To address this challenge of cell subtyping, and considering the hierarchical relationships between cell types, recent advancements in scientific research have introduced multi-scale or multi-resolution classification frameworks such as scMRMA and scClassify. These frameworks take into account the hierarchical relationships between cell types and aim to improve the accuracy of cell subtyping. Additionally, the divisive hierarchical clustering method uses various marker genes to cluster cells in multiple iterations and at different resolutions, as seen in the co-occurrence clustering algorithm
[67] and TooManyCells
[68].
Interestingly, a similar approach based on multi-level scale-adaptive clustering has been reported for the unsupervised classification of tumor subtypes using RNA-seq. This approach, known as Resolution-Adaptive Coarse-to-Fine Clusters Optimization (RACCOON,
[69]), classified more than 13,000 samples into an eight-level hierarchical tree based on their expression similarities. It successfully generated an atlas consisting of 455 tumor and normal classes. Building upon this extensive hierarchy, the same research group developed a classifier called OTTER for childhood cancer. OTTER is an ensemble of convolutional neural networks that performs robustly across all cancer types.
The choice of cluster resolution in data analysis depends on the specific dataset and research objectives. Low-resolution clustering can impede the accurate identification of distinct cell types, while annotating cells at the single-cell level is susceptible to errors due to stochastic noise. To overcome these challenges, several approaches have been proposed.
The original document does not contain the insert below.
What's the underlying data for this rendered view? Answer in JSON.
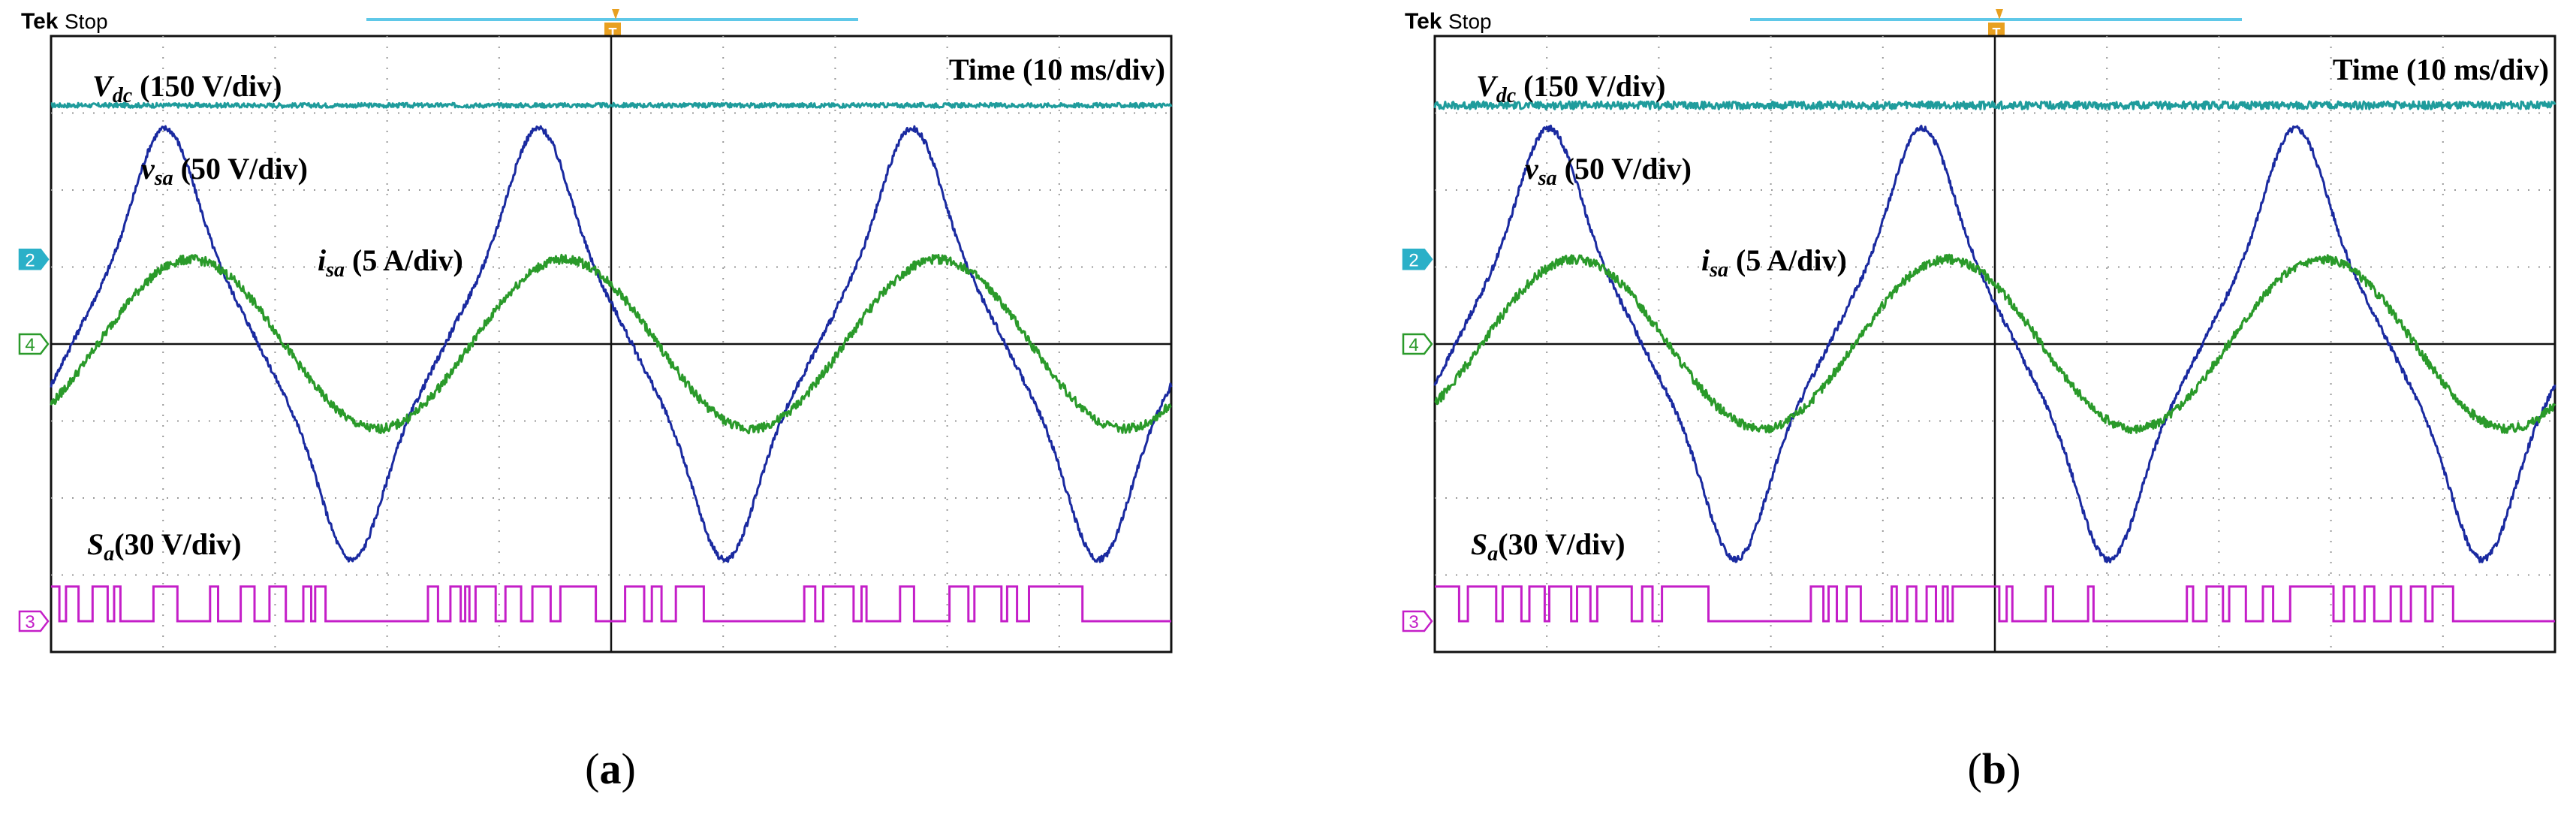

A common strategy is to employ validation indices, such as the silhouette score or the gap statistic. These indices evaluate clustering quality by comparing the distances within clusters to those between clusters. A higher score indicates better clustering performance. An example of this approach is scLCA
[70], which combines the Tracy–Widom test
[71][72][73] based on random matrix theory to determine the number of significant eigenvalues, and the silhouette score to rank the results of spectral clustering. The scLCA approach has demonstrated effectiveness in accurately determining the number of clusters in scRNA-seq data through systematic benchmarking
[74].
Another approach involves utilizing visualization tools like t-SNE or UMAP. These techniques aid in identifying clusters that may be excessively small or large, assisting in the refinement of cluster resolution. Optimizing resolution in this manner can yield biologically meaningful and desirable outcomes, especially when considering common dropout events in scRNA-seq data.
Nevertheless, it is important to recognize that, while there are various strategies for optimization and hierarchy, the ultimate decision on cluster resolution remains a subjective judgment that the researcher must make.
Nonetheless, the careful curation, integration, and optimization of hierarchical knowledge databases derived from cell-type ontologies and expression similarities in atlas datasets will have a pivotal impact on the advancement of cell-type annotation methodologies. Moreover, this process will enable us to delve deeper into our comprehension of cell heterogeneity in developmental processes and diseases, ultimately facilitating the development of more effective treatments.
The annotation of new or rare cell types or subtypes presents challenges due to the scarcity of known markers or reference datasets associated with them. In such cases, a combination of approaches can be considered. Initially, a supervised method can be employed to predict the major cell types using a well-established reference dataset. Subsequently, an unsupervised clustering method can be applied to identify subtypes within each major cell type separately. When annotating new or rare cell types, a conservative approach is recommended. It is preferable to omit a cell type lacking solid validation rather than erroneously categorizing a cell as a different type.